The Financial Intelligence Centre (FIC) will probably have to impose much more stringent regulations to combat money laundering and terrorist financing than the customer identification, record keeping and reporting of suspicious transactions it currently requires, says its director, Murray Michell.
Controversial new legislation designed to tighten up the enforcement of existing rules is simply a pre-lude to a more thorough review of the way the centre and its enabling legislation work, he told the Mail & Guardian this week, and measures that consumers and banks already chafe at may get much more demanding.
“We need more efficient customer identification, and in some jurisdictions there is customer due-diligence. In other words, not just who your client is, but what transactions has he done in the past? Has the pattern changed?

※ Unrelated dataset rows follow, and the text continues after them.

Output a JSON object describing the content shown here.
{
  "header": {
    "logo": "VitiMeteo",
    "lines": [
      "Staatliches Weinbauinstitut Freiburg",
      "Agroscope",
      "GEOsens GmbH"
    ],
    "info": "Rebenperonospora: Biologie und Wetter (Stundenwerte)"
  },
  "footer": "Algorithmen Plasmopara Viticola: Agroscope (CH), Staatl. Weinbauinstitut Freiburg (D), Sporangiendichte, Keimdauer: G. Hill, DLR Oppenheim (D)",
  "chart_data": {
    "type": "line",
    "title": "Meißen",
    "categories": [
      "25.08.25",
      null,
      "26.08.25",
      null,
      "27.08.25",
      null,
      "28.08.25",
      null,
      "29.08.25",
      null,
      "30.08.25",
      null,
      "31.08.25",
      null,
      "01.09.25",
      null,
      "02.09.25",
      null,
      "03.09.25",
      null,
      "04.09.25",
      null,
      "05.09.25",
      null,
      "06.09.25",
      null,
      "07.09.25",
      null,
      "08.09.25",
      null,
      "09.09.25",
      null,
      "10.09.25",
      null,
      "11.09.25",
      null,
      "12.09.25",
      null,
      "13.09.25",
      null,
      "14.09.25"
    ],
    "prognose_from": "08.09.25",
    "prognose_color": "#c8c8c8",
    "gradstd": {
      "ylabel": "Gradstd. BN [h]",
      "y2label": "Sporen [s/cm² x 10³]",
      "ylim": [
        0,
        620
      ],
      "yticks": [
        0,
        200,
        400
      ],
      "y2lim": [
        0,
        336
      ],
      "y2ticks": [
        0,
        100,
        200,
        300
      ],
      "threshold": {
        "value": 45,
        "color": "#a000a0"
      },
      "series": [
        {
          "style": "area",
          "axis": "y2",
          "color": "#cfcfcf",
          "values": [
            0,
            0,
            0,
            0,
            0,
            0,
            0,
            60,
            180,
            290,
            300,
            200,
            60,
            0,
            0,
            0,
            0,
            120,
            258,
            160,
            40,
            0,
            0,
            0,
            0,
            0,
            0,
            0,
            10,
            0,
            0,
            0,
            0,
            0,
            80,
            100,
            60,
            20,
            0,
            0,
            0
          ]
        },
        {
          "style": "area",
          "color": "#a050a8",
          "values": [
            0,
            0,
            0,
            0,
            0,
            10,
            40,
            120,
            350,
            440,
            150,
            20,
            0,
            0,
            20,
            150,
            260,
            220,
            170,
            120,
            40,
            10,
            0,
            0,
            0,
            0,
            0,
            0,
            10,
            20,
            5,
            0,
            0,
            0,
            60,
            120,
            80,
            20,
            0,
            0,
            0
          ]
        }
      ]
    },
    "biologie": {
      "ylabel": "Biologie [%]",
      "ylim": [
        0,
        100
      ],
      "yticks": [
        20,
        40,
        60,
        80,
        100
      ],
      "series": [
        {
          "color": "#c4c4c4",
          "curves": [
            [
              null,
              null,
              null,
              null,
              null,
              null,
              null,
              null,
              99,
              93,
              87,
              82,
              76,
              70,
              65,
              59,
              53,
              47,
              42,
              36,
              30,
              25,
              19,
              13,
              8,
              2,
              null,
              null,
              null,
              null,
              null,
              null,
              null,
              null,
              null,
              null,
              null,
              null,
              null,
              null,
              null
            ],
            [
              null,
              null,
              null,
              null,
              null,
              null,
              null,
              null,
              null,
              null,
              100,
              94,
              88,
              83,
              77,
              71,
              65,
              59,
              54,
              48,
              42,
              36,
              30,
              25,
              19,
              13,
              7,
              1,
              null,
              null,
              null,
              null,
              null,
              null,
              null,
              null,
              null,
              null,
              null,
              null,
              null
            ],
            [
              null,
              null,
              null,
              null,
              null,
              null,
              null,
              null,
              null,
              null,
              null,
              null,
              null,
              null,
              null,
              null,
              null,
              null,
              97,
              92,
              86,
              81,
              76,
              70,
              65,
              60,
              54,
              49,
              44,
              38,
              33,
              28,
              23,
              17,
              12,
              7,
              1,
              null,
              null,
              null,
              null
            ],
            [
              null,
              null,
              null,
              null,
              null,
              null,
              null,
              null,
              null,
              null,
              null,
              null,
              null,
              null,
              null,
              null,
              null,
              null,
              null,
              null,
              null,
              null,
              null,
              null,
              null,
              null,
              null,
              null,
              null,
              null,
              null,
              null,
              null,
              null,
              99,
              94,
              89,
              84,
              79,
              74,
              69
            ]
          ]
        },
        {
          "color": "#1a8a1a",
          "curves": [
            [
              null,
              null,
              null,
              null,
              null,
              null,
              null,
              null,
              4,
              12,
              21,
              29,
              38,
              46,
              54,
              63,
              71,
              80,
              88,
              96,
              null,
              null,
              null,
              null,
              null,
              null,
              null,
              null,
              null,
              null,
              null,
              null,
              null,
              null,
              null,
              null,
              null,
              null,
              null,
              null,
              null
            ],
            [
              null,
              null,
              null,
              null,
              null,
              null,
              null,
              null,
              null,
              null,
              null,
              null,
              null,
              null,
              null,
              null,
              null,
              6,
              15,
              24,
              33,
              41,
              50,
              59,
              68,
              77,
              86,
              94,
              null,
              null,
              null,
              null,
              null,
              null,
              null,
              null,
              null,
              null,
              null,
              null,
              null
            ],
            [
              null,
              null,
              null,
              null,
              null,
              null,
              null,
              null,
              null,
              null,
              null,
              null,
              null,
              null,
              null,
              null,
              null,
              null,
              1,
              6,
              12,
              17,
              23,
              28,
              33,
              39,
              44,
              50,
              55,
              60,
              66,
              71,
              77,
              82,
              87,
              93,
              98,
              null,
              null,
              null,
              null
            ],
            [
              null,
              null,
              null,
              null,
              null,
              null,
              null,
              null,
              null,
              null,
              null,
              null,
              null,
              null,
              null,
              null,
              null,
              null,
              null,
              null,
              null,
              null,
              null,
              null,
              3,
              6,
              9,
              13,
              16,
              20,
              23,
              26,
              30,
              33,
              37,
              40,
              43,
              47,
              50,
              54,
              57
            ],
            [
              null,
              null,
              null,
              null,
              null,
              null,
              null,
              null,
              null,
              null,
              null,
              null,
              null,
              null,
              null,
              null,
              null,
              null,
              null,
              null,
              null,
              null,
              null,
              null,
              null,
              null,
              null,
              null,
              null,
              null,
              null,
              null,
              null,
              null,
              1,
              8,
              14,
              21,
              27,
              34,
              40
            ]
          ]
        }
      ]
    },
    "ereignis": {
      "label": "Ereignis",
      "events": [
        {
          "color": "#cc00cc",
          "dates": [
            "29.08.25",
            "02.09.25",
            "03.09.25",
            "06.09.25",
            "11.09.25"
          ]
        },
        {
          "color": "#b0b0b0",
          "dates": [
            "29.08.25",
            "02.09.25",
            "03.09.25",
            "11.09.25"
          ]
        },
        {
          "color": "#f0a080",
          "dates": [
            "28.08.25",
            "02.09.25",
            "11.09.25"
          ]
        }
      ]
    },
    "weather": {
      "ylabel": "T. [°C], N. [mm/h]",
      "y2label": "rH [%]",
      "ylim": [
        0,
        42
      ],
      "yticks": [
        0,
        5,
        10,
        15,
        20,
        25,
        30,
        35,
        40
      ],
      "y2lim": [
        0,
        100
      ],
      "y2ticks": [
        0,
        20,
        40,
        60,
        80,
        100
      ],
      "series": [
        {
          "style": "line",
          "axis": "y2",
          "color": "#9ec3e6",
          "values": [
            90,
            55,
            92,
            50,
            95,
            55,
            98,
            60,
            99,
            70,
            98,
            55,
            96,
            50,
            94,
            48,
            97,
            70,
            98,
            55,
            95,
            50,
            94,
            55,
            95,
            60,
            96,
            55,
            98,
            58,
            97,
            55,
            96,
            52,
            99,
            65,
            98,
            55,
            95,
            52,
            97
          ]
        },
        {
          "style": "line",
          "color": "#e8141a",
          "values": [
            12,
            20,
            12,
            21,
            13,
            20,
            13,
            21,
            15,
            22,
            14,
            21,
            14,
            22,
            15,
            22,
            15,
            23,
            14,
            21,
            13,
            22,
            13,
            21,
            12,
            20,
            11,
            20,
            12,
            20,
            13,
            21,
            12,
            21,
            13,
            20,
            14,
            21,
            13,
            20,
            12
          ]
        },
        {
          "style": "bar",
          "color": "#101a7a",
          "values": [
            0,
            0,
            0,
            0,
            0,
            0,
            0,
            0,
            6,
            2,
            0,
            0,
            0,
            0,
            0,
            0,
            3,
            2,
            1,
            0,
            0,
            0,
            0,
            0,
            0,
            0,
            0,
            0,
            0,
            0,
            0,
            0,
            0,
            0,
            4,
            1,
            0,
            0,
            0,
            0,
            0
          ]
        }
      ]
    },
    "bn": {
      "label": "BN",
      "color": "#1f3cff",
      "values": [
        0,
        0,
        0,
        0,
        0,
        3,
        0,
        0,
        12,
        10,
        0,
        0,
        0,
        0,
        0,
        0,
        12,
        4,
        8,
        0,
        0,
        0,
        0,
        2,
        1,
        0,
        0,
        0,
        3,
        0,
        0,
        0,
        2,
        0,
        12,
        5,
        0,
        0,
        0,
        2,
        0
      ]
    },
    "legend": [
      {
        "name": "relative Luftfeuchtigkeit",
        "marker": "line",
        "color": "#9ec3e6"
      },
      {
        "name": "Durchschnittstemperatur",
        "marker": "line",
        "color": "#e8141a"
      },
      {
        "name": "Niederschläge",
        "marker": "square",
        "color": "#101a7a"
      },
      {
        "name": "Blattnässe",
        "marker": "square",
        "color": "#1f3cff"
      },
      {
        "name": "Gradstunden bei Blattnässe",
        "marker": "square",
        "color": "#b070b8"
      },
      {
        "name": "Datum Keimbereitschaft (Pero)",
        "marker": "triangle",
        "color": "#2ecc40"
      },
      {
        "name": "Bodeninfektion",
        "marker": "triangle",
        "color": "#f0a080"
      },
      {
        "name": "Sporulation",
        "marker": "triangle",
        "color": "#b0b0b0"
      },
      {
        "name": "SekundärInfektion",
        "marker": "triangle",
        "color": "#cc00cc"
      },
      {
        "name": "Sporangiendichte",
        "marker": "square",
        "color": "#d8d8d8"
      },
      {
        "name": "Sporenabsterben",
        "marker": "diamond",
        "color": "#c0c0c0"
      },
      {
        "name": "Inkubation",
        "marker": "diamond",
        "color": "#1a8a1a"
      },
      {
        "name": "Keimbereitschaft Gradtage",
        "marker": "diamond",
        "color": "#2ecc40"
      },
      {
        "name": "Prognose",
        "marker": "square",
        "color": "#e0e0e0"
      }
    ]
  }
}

That is a lot more onerous than what we currently have, but that is where we ultimately have to go,” he said.
That review process, which Michell estimates will take another three years, is likely to further irk critics of a Bill proposing amendments to the Financial Intelligence Centre Act (Fica) that is working its way through Parliament.
Key features of the new legislation include an administrative track for enforcement of Fica rules alongside the existing criminal avenue, substantially increased fines for non-compliance, and a new enforcement role for the centre. The FIC will now act as a supervisor for those sectors that are covered by legislation but have no supervisory body, such as the motor industry. More controversially, it also wants the power to step in where it feels existing supervisory bodies, like the Financial Services Board, have not done enough.
Critics, principally in the legal and accounting professions, argue that the changes would turn the centre into an unaccountable super-regulator, and push already high compliance costs.
But Michell insists that the legislation simply plugs gaps in the original Act. “[Banks and other institutions covered by the Act] don’t have to do anything new. What the Bill does do is increase the risk of non-compliance.
“Supervisory bodies such as the Financial Services Board were given responsibility by the original Act to enforce its provisions, but no clear legal mandate. They are now given that mandate,” he said.
“In some cases, like Fidentia, there was deliberate non-compliance so they could move funds around. That is criminal. But 99% of non-compliance is administrative in nature. You don’t want to go to court because an estate agent hasn’t kept their files properly.”
Consultation, appeals processes, and the right of recourse to the courts, he suggests, will ensure that the FIC does not over reach.
“We want to increase the risk for those that are playing at the edges of legality — it is all about identifying the proceeds of crime and asking how [the state] can get its hands on them,” Michell said. He can expect a battle.